The expression levels of the three strongly up-regulated genes STP12, MEX1, and GTP2 and the strongly down-regulated genes SFP1, STP7, and STP4 (Table 1) were chosen to be tested by qRT-PCR. Analysing highly up- and down-regulated genes gives information about processes induced in syncytia and thus important for nematode parasitism and those processes that have a negative influence or have no specific role for nematode development and therefore become silenced. The first analysed gene is STP12 (At4g21480), a member of the ‘sugar transporter protein’ (STP) gene family. The transporter has high sequence homology with STP1 (Büttner and Sauer, 2000), a high-affinity glucose transporter in seedlings (Sherson et al., 2000) with substrate specificity for D-glucose, D-galactose, D-mannose, and D-fucose. STP12 appears to play the major role in hexose import into syncytia. MEX1 (At5g17520) is located in the plastidial membrane responsible for maltose export into the cytosol, emerging during starch degradation (Niittyla et al., 2004). Nematode-induced syncytia contain many plastids in which high levels of starch are stored (Hofmann et al., 2008). GPT2 (At1g61800) also codes for a putative plastidial translocator representing the main route for plastidial glc-6P/P import in non-photosynthetic active tissues. It has been described to be involved in sugar sensing as it is highly induced by application of sucrose and glucose (Gonzali et al., 2006). Further, GPT2 is induced in the starchless pgm mutant (Gonzali et al., 2006) and the SUC2-deficient pho3 mutant (Lloyd and Zakhleniuk, 2004) that are both characterized by increased levels of soluble sugars. The presence of plastid-specific transporters supports previous results that starch storage is employed for regulating sugar levels in syncytia. GTP2 was one of the few genes showing a significantly altered expression in 5 dai and 15 dai syncytia. Its induction at 15 dai indicates a higher starch metabolism requiring more glc-6P at that stage.

Amongst the strongest down-regulated genes was SFP1 (At5g27350), a senescence-related monosaccharide transporter (Quirino et al., 2001) responsible for sugar export. Syncytia are strong sink tissues in plants characterized by import processes so that the silencing of SFP1 is evident. The two strongest down-regulated hexose transporters were STP4 (At3g19930) and STP7 (At4g02050). Presently, there is no information about STP7 available, but STP4 has been characterized as sink specific and stress regulated (Truernit et al., 1996). Interestingly, STP4 was induced by wounding, bacterial elicitors, and pathogen challenge, and was suggested specifically to supply hexose to cover the increased energy demand of infection sites. The down-regulation of this transporter in syncytia suggests that nematodes do not induce general plant defence responses in syncytia.

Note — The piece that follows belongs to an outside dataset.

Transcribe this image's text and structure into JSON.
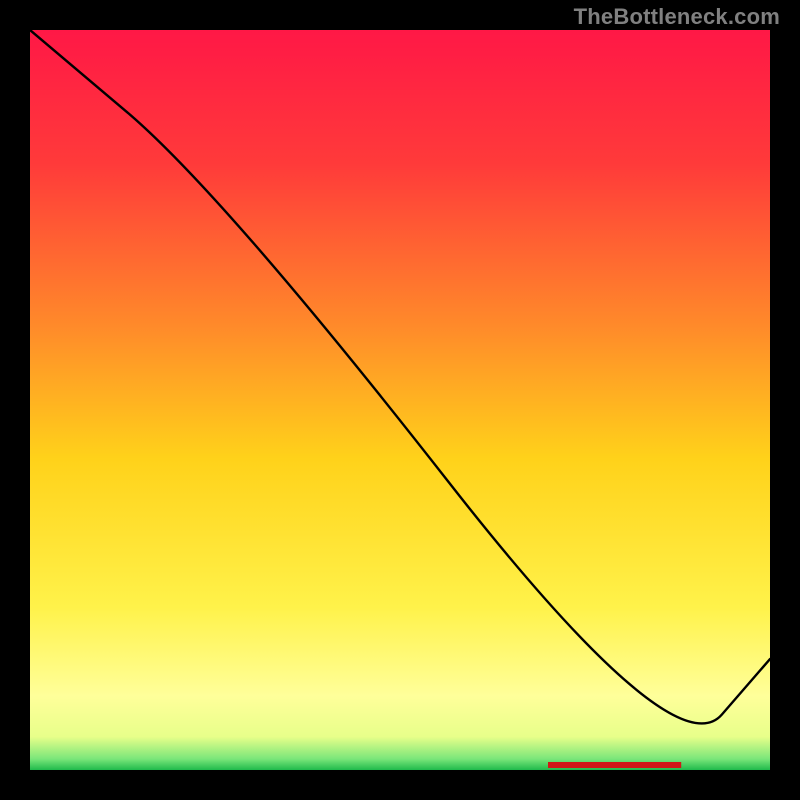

While most results of the qRT-PCR confirmed the gene chip results, at 15 dai deviations between dissected and microaspirated syncytial samples were detected. STP12 transcript levels decreased in syncytium-enriched root samples, but the gene was up-regulated in microaspirated syncytial content hybridized onto gene chips as well as measured by qRT-PCR. Further in-depth studies were performed on the hexose transporter STP12 that was the most strongly up-regulated gene in the chip analysis. Transcripts of the transporter were specifically localized in syncytial cells by in situ RT-PCR (Fig. 3). A possible scenario may be that the transporter is down-regulated in the neighbouring cells in order to increase the efficiency of sugar uptake into syncytia. An additional line of evidence for the functional role of the transporter was created using a T-DNA insertion mutant. Transcription disruption led to a significant reduction of nematode development that affected males in particular. Most syncytia of male juveniles have previously been shown to remain isolated from the phloem (Hofmann and Grundler, 2006). Further, juveniles developing into males induce smaller syncytia in the pericycle (Sobczak et al., 1997). Probably this site of syncytium induction makes a symplasmic connection to the phloem improbable. Therefore, syncytia should be more dependent on intracellular sugar transporters than syncytia of female juveniles. In fact, this is reflected by increased transcript levels of STP12 in syncytia of male juveniles and their more sensitive response to the lack of STP12 expression in the mutant line. Thus additional evidence is provided that the organization of syncytia of males differs remarkably from that of females.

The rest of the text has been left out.